Every Fourth of July, we celebrate a simple but powerful idea: that people have the right to determine their own destiny. We celebrate the courage of individuals who rejected someone else’s rules and insisted on making their own. And then, statistically speaking, most of us go home and allow our state legislature to make some of the most important decisions of our lives.
I have written before about the horrors of intestacy and what happens when someone dies without a Will or Trust in place and state statutes determine who gets what. If you missed that piece, the short version is this: it is not pretty. The state does not know your family. It does not know that you were estranged from your brother, that your eldest child has struggled with addiction, that your closest friend was more like a sister to you than your actual sister, or that you wanted your vintage record collection to go to the neighbor who actually appreciates it. The state has a formula, and it applies that formula whether it fits your life or not. There are no deviations or considerations based upon your circumstances, just the formula.
In many cases, intestacy can also increase the time, expense, and court involvement required to settle an estate, creating additional burdens for the family members left behind. This Independence Day, I want to make a simple but serious case: declaring your independence from intestacy is one of the most meaningful things you can do for the people you love.
What Intestacy Actually Means
Intestacy is the legal term for dying without a valid Estate Plan. Every state has intestacy laws, a predetermined hierarchy that dictates who inherits your assets when you have not left instructions of your own. In most states, that hierarchy looks something like this: surviving spouse first, then children, then parents, then siblings, and so on down the family tree. Sounds reasonable enough, until you consider the complications that real life introduces.
What if you are unmarried but have been with your partner for fifteen years? Intestacy laws in most states will give that partner nothing. What if you have children from a prior relationship and a current spouse? The intestacy formula may divide your estate in ways that leave your spouse unable to stay in the family home. What if your closest living relative is someone you have not spoken to in a decade? Under intestacy, they may inherit everything. Intestacy does not account for the texture of your actual life. It accounts only for legal relationships, and even then, only in the order the legislature decided upon rather than the order that you would choose.
The Freedoms a Proper Estate Plan Gives You
Just as the Declaration of Independence was not merely a rejection of British rule but an affirmative statement of rights and values, a proper Estate Plan does more than reject intestacy. It serves as an affirmative declaration of your own wishes and values.

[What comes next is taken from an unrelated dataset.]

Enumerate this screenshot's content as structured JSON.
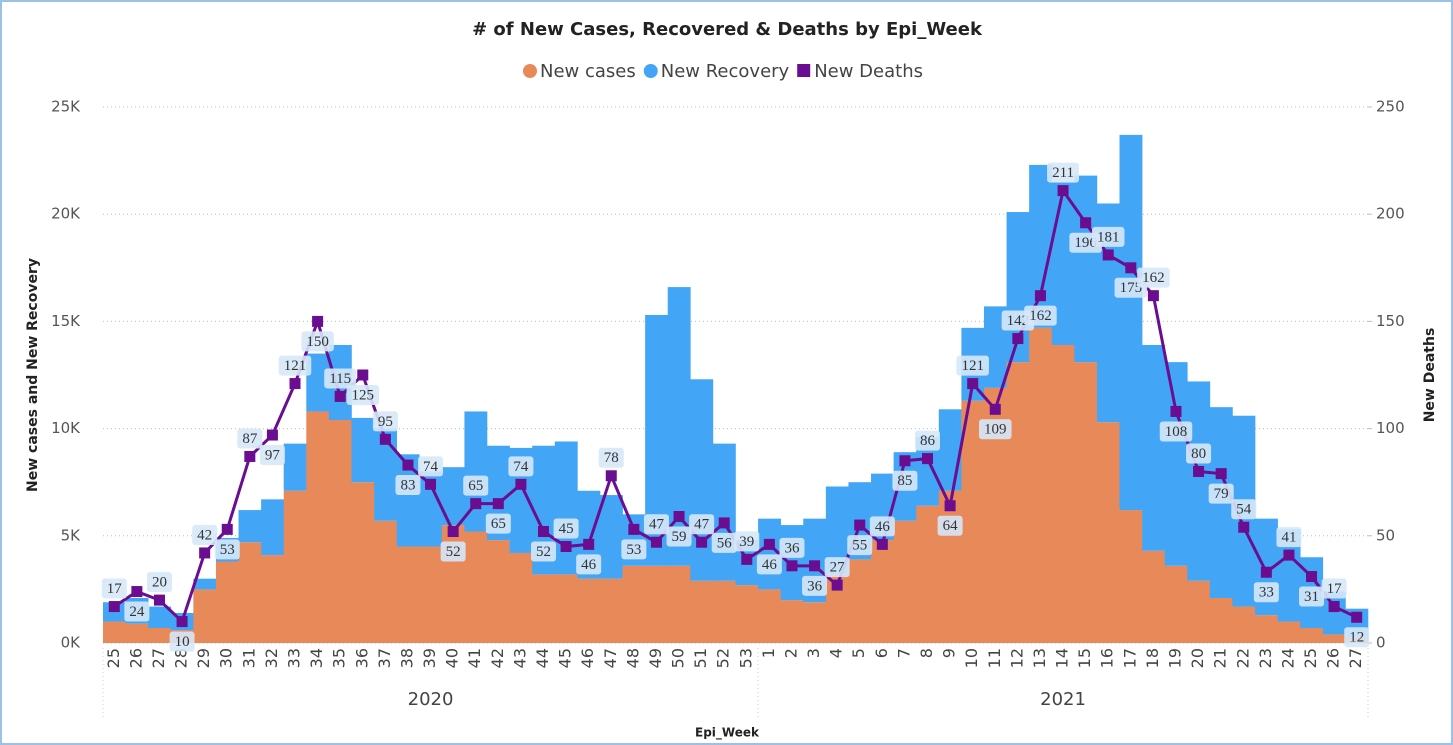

With a comprehensive Estate Plan, you have the freedom to:
Leave your assets to whomever you choose. You can leave assets to your college roommate, your church, your favorite charity, your grandchildren, or a mix of all of them. You can determine the proportions they receive and whatever timeline and conditions make sense for your family.
Name a guardian for your minor children. For many parents, this is the single most important decision in their Estate Plan. If you do not make that choice, a judge may ultimately be asked to determine who will raise your children.

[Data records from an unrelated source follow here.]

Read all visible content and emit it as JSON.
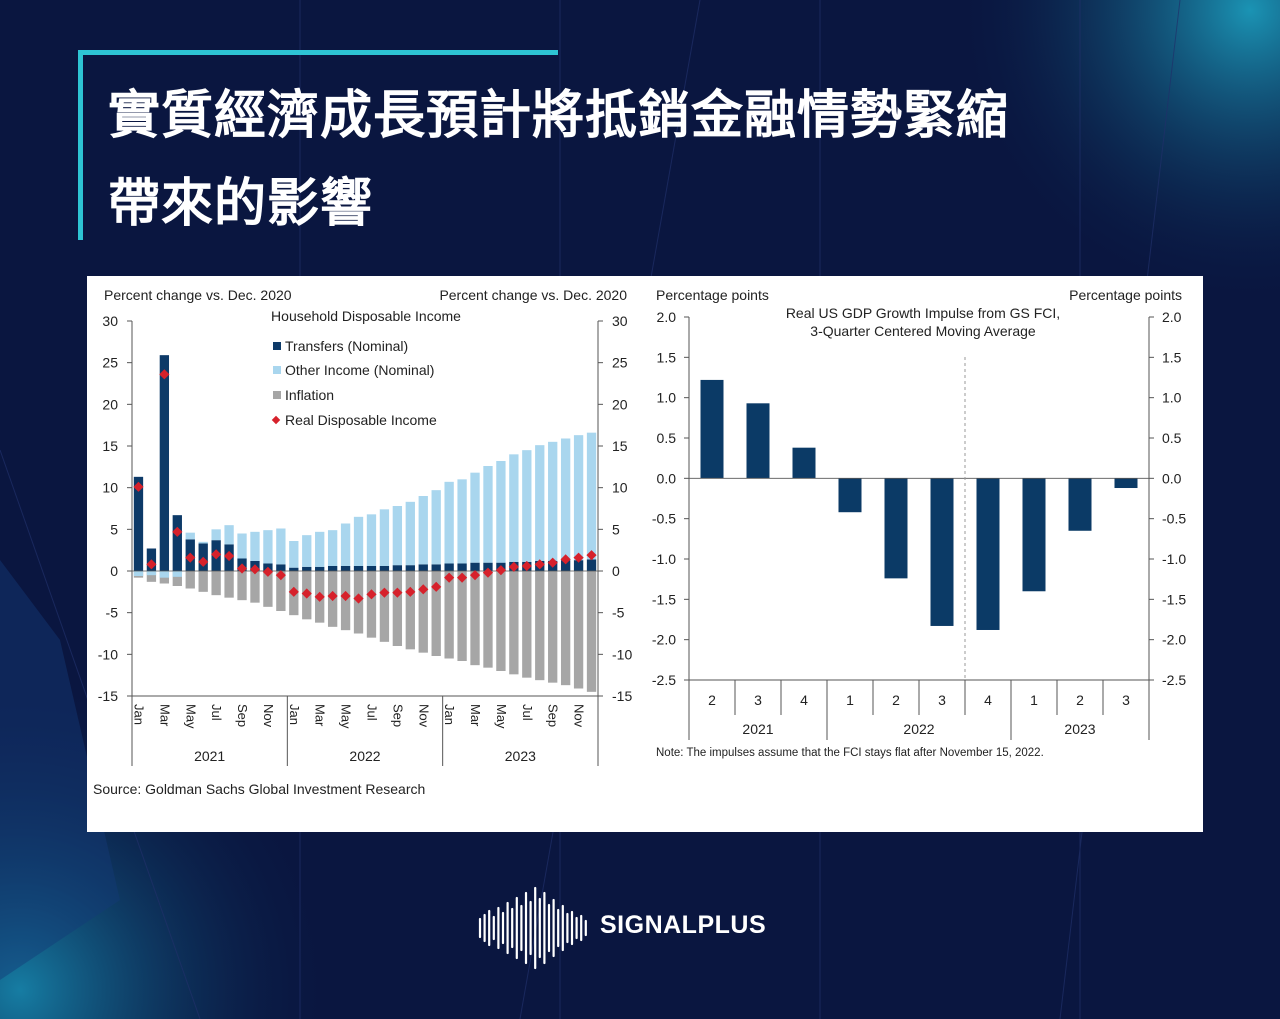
{
  "title": {
    "line1": "實質經濟成長預計將抵銷金融情勢緊縮",
    "line2": "帶來的影響"
  },
  "colors": {
    "background": "#0a1640",
    "accent": "#2ec4d4",
    "transfers": "#0d3a68",
    "other_income": "#a9d6ee",
    "inflation": "#a6a6a6",
    "real_income": "#d6212b",
    "impulse_bar": "#0b3a66"
  },
  "brand": {
    "name": "SIGNALPLUS",
    "logo_icon": "soundwave-logo-icon"
  },
  "source": "Source: Goldman Sachs Global Investment Research",
  "chart_data": [
    {
      "type": "bar",
      "title": "Household Disposable Income",
      "ylabel_left": "Percent change vs. Dec. 2020",
      "ylabel_right": "Percent change vs. Dec. 2020",
      "ylim": [
        -15,
        30
      ],
      "yticks": [
        "30",
        "25",
        "20",
        "15",
        "10",
        "5",
        "0",
        "-5",
        "-10",
        "-15"
      ],
      "legend": [
        "Transfers (Nominal)",
        "Other Income (Nominal)",
        "Inflation",
        "Real Disposable Income"
      ],
      "legend_position": "top-left",
      "month_labels": [
        "Jan",
        "Mar",
        "May",
        "Jul",
        "Sep",
        "Nov",
        "Jan",
        "Mar",
        "May",
        "Jul",
        "Sep",
        "Nov",
        "Jan",
        "Mar",
        "May",
        "Jul",
        "Sep",
        "Nov"
      ],
      "year_labels": [
        "2021",
        "2022",
        "2023"
      ],
      "categories": [
        "Jan 2021",
        "Feb 2021",
        "Mar 2021",
        "Apr 2021",
        "May 2021",
        "Jun 2021",
        "Jul 2021",
        "Aug 2021",
        "Sep 2021",
        "Oct 2021",
        "Nov 2021",
        "Dec 2021",
        "Jan 2022",
        "Feb 2022",
        "Mar 2022",
        "Apr 2022",
        "May 2022",
        "Jun 2022",
        "Jul 2022",
        "Aug 2022",
        "Sep 2022",
        "Oct 2022",
        "Nov 2022",
        "Dec 2022",
        "Jan 2023",
        "Feb 2023",
        "Mar 2023",
        "Apr 2023",
        "May 2023",
        "Jun 2023",
        "Jul 2023",
        "Aug 2023",
        "Sep 2023",
        "Oct 2023",
        "Nov 2023",
        "Dec 2023"
      ],
      "series": [
        {
          "name": "Transfers (Nominal)",
          "values": [
            11.3,
            2.7,
            25.9,
            6.7,
            3.8,
            3.3,
            3.7,
            3.2,
            1.5,
            1.2,
            0.9,
            0.8,
            0.4,
            0.5,
            0.5,
            0.6,
            0.6,
            0.6,
            0.6,
            0.6,
            0.7,
            0.7,
            0.8,
            0.8,
            0.9,
            0.9,
            1.0,
            1.0,
            1.0,
            1.1,
            1.1,
            1.2,
            1.2,
            1.3,
            1.3,
            1.4
          ]
        },
        {
          "name": "Other Income (Nominal)",
          "values": [
            -0.6,
            -0.5,
            -0.8,
            -0.7,
            0.8,
            0.2,
            1.3,
            2.3,
            3.0,
            3.5,
            4.0,
            4.3,
            3.2,
            3.8,
            4.2,
            4.3,
            5.1,
            5.9,
            6.2,
            6.8,
            7.1,
            7.6,
            8.2,
            8.9,
            9.8,
            10.1,
            10.8,
            11.6,
            12.2,
            12.9,
            13.4,
            13.9,
            14.3,
            14.6,
            15.0,
            15.2
          ]
        },
        {
          "name": "Inflation",
          "values": [
            -0.8,
            -1.3,
            -1.5,
            -1.8,
            -2.1,
            -2.5,
            -2.9,
            -3.2,
            -3.5,
            -3.8,
            -4.3,
            -4.8,
            -5.3,
            -5.8,
            -6.2,
            -6.7,
            -7.1,
            -7.5,
            -8.0,
            -8.5,
            -9.0,
            -9.4,
            -9.8,
            -10.2,
            -10.5,
            -10.8,
            -11.3,
            -11.6,
            -12.0,
            -12.4,
            -12.8,
            -13.1,
            -13.4,
            -13.7,
            -14.1,
            -14.5
          ]
        },
        {
          "name": "Real Disposable Income",
          "values": [
            10.1,
            0.8,
            23.6,
            4.7,
            1.6,
            1.1,
            2.0,
            1.8,
            0.3,
            0.2,
            -0.1,
            -0.5,
            -2.5,
            -2.7,
            -3.1,
            -3.0,
            -3.0,
            -3.3,
            -2.8,
            -2.6,
            -2.6,
            -2.5,
            -2.2,
            -1.9,
            -0.8,
            -0.8,
            -0.5,
            -0.2,
            0.1,
            0.5,
            0.6,
            0.8,
            1.0,
            1.4,
            1.6,
            1.9
          ]
        }
      ]
    },
    {
      "type": "bar",
      "title": "Real US GDP Growth Impulse from GS FCI,",
      "subtitle": "3-Quarter Centered Moving Average",
      "ylabel_left": "Percentage points",
      "ylabel_right": "Percentage points",
      "ylim": [
        -2.5,
        2.0
      ],
      "yticks": [
        "2.0",
        "1.5",
        "1.0",
        "0.5",
        "0.0",
        "-0.5",
        "-1.0",
        "-1.5",
        "-2.0",
        "-2.5"
      ],
      "categories": [
        "2",
        "3",
        "4",
        "1",
        "2",
        "3",
        "4",
        "1",
        "2",
        "3"
      ],
      "year_labels": [
        "2021",
        "2022",
        "2023"
      ],
      "values": [
        1.22,
        0.93,
        0.38,
        -0.42,
        -1.24,
        -1.83,
        -1.88,
        -1.4,
        -0.65,
        -0.12
      ],
      "note": "Note: The impulses assume that the FCI stays flat after November 15, 2022."
    }
  ]
}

Choose who administers your estate. The person who settles your affairs after your death should be organized, trustworthy, and capable of handling the task with care. Intestacy does not give you that choice. A Will or Trust does.
Protect a surviving spouse or partner. A properly drafted Trust can ensure that your spouse has access to income and assets during their lifetime while also protecting the remainder for children or other beneficiaries. Intestacy cannot achieve this balance.

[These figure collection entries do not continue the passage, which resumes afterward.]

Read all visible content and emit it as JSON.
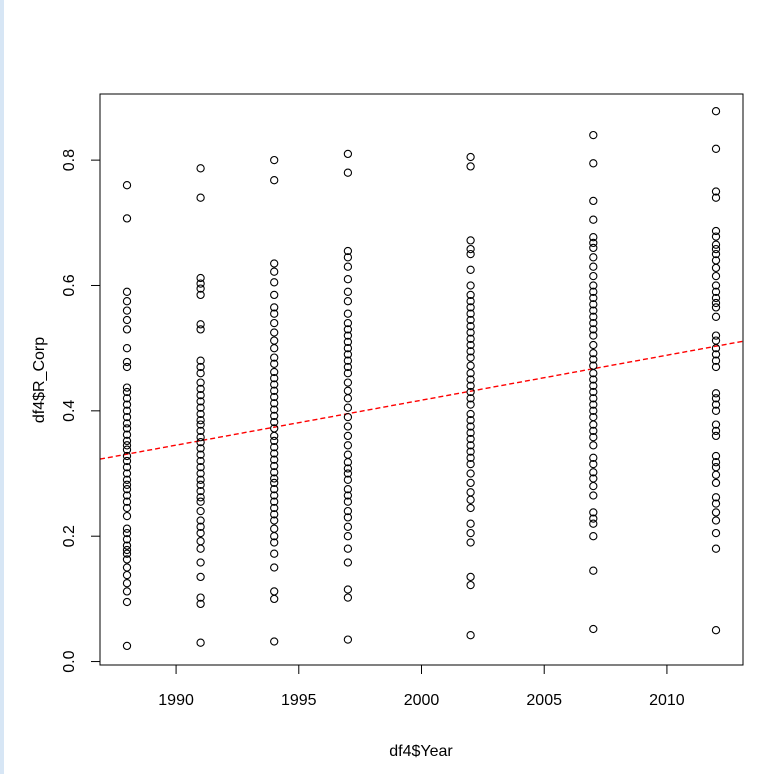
{
  "chart_data": {
    "type": "scatter",
    "title": "",
    "xlabel": "df4$Year",
    "ylabel": "df4$R_Corp",
    "xlim": [
      1986.9,
      2013.1
    ],
    "ylim": [
      -0.0055,
      0.9055
    ],
    "x_ticks": [
      1990,
      1995,
      2000,
      2005,
      2010
    ],
    "y_ticks": [
      0.0,
      0.2,
      0.4,
      0.6,
      0.8
    ],
    "y_tick_labels": [
      "0.0",
      "0.2",
      "0.4",
      "0.6",
      "0.8"
    ],
    "grid": false,
    "legend": "none",
    "point_color": "#000000",
    "fit_line_color": "#ff0000",
    "fit_line": {
      "x": [
        1986.9,
        2013.1
      ],
      "y": [
        0.323,
        0.511
      ]
    },
    "series": [
      {
        "x": 1988,
        "y": [
          0.025,
          0.095,
          0.112,
          0.125,
          0.138,
          0.15,
          0.163,
          0.172,
          0.178,
          0.185,
          0.195,
          0.205,
          0.212,
          0.232,
          0.245,
          0.255,
          0.265,
          0.275,
          0.282,
          0.29,
          0.3,
          0.31,
          0.32,
          0.328,
          0.338,
          0.345,
          0.352,
          0.362,
          0.372,
          0.38,
          0.39,
          0.4,
          0.41,
          0.42,
          0.43,
          0.437,
          0.47,
          0.478,
          0.5,
          0.53,
          0.545,
          0.56,
          0.575,
          0.59,
          0.707,
          0.76
        ]
      },
      {
        "x": 1991,
        "y": [
          0.03,
          0.092,
          0.102,
          0.135,
          0.158,
          0.18,
          0.192,
          0.205,
          0.215,
          0.225,
          0.24,
          0.255,
          0.262,
          0.272,
          0.282,
          0.29,
          0.3,
          0.31,
          0.32,
          0.33,
          0.34,
          0.35,
          0.358,
          0.368,
          0.378,
          0.385,
          0.395,
          0.405,
          0.415,
          0.425,
          0.435,
          0.445,
          0.46,
          0.47,
          0.48,
          0.53,
          0.538,
          0.585,
          0.595,
          0.603,
          0.612,
          0.74,
          0.787
        ]
      },
      {
        "x": 1994,
        "y": [
          0.032,
          0.1,
          0.112,
          0.15,
          0.172,
          0.19,
          0.2,
          0.212,
          0.225,
          0.235,
          0.245,
          0.255,
          0.265,
          0.275,
          0.285,
          0.292,
          0.302,
          0.312,
          0.322,
          0.332,
          0.342,
          0.352,
          0.36,
          0.372,
          0.382,
          0.392,
          0.402,
          0.412,
          0.422,
          0.432,
          0.442,
          0.452,
          0.462,
          0.475,
          0.485,
          0.5,
          0.512,
          0.525,
          0.54,
          0.555,
          0.565,
          0.585,
          0.605,
          0.622,
          0.635,
          0.768,
          0.8
        ]
      },
      {
        "x": 1997,
        "y": [
          0.035,
          0.102,
          0.115,
          0.158,
          0.18,
          0.2,
          0.215,
          0.23,
          0.24,
          0.255,
          0.265,
          0.275,
          0.29,
          0.3,
          0.308,
          0.318,
          0.33,
          0.345,
          0.36,
          0.375,
          0.39,
          0.405,
          0.42,
          0.432,
          0.445,
          0.46,
          0.47,
          0.48,
          0.49,
          0.5,
          0.51,
          0.52,
          0.53,
          0.54,
          0.555,
          0.575,
          0.59,
          0.61,
          0.63,
          0.645,
          0.655,
          0.78,
          0.81
        ]
      },
      {
        "x": 2002,
        "y": [
          0.042,
          0.122,
          0.135,
          0.19,
          0.205,
          0.22,
          0.245,
          0.258,
          0.27,
          0.285,
          0.3,
          0.315,
          0.325,
          0.335,
          0.345,
          0.355,
          0.365,
          0.375,
          0.385,
          0.395,
          0.41,
          0.42,
          0.43,
          0.44,
          0.45,
          0.46,
          0.472,
          0.485,
          0.495,
          0.505,
          0.515,
          0.525,
          0.535,
          0.545,
          0.555,
          0.565,
          0.575,
          0.585,
          0.6,
          0.625,
          0.65,
          0.658,
          0.672,
          0.79,
          0.805
        ]
      },
      {
        "x": 2007,
        "y": [
          0.052,
          0.145,
          0.2,
          0.22,
          0.228,
          0.238,
          0.265,
          0.28,
          0.292,
          0.302,
          0.315,
          0.325,
          0.345,
          0.358,
          0.368,
          0.378,
          0.39,
          0.4,
          0.41,
          0.42,
          0.43,
          0.44,
          0.45,
          0.46,
          0.472,
          0.482,
          0.492,
          0.505,
          0.52,
          0.53,
          0.54,
          0.55,
          0.56,
          0.57,
          0.58,
          0.59,
          0.6,
          0.615,
          0.63,
          0.645,
          0.66,
          0.668,
          0.677,
          0.705,
          0.735,
          0.795,
          0.84
        ]
      },
      {
        "x": 2012,
        "y": [
          0.05,
          0.18,
          0.205,
          0.225,
          0.238,
          0.252,
          0.262,
          0.285,
          0.298,
          0.31,
          0.318,
          0.328,
          0.36,
          0.368,
          0.378,
          0.4,
          0.41,
          0.42,
          0.428,
          0.47,
          0.48,
          0.49,
          0.5,
          0.512,
          0.52,
          0.55,
          0.565,
          0.572,
          0.58,
          0.59,
          0.6,
          0.615,
          0.628,
          0.64,
          0.65,
          0.658,
          0.665,
          0.678,
          0.687,
          0.74,
          0.75,
          0.818,
          0.878
        ]
      }
    ]
  }
}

Plan for incapacity as well as death. A comprehensive Estate Plan includes a Durable Power of Attorney and an Healthcare Power of Attorney. These documents give trusted individuals the legal authority to make financial and medical decisions on your behalf if you are unable to do so yourself. Intestacy addresses only what happens after death. It offers no guidance at all if you are alive but unable to manage your own affairs.
The Most Common Reason People Put Estate Planning Off
People delay creating an Estate Plan for a myriad of reasons. Sometimes it’s the perceived cost, other times it’s the anticipated complexity. For some, a belief that they do not need an Estate Plan yet, that only older individuals, wealthy individuals, or settled individuals need an Estate Plan.
The Declaration of Independence was not signed by people whose lives were settled. It was signed by people who understood that uncertainty is precisely the reason to act, not a reason to wait. You do not need to be wealthy to need an Estate Plan. You need only have people in your life about whom you care. You need to have opinions about what should happen to your belongings. You need to have a preference about who makes decisions for you if you cannot make them yourself. If any of those things are true, then you need an Estate Plan.
A Declaration Worth Making
The Founders did not leave the future of the nation to default rules and crossed fingers. They wrote it down. They were specific. They argued about the language, revised it repeatedly, and ultimately put their intentions in writing. Your Estate Plan does not require that level of drama. But it does require a decision: the decision to declare, clearly and legally, what you want to happen to your assets, your dependents, and your legacy when you are no longer here to speak for yourself.
This Fourth of July, between the potato salad and the fireworks, consider making that declaration. I can help you create a plan that reflects your actual life, your actual family, and your actual wishes, not the state’s best guess at what those might be. The question is not whether someone will make these decisions. The question is whether it will be you or the state. Freedom, as it turns out, requires a little paperwork.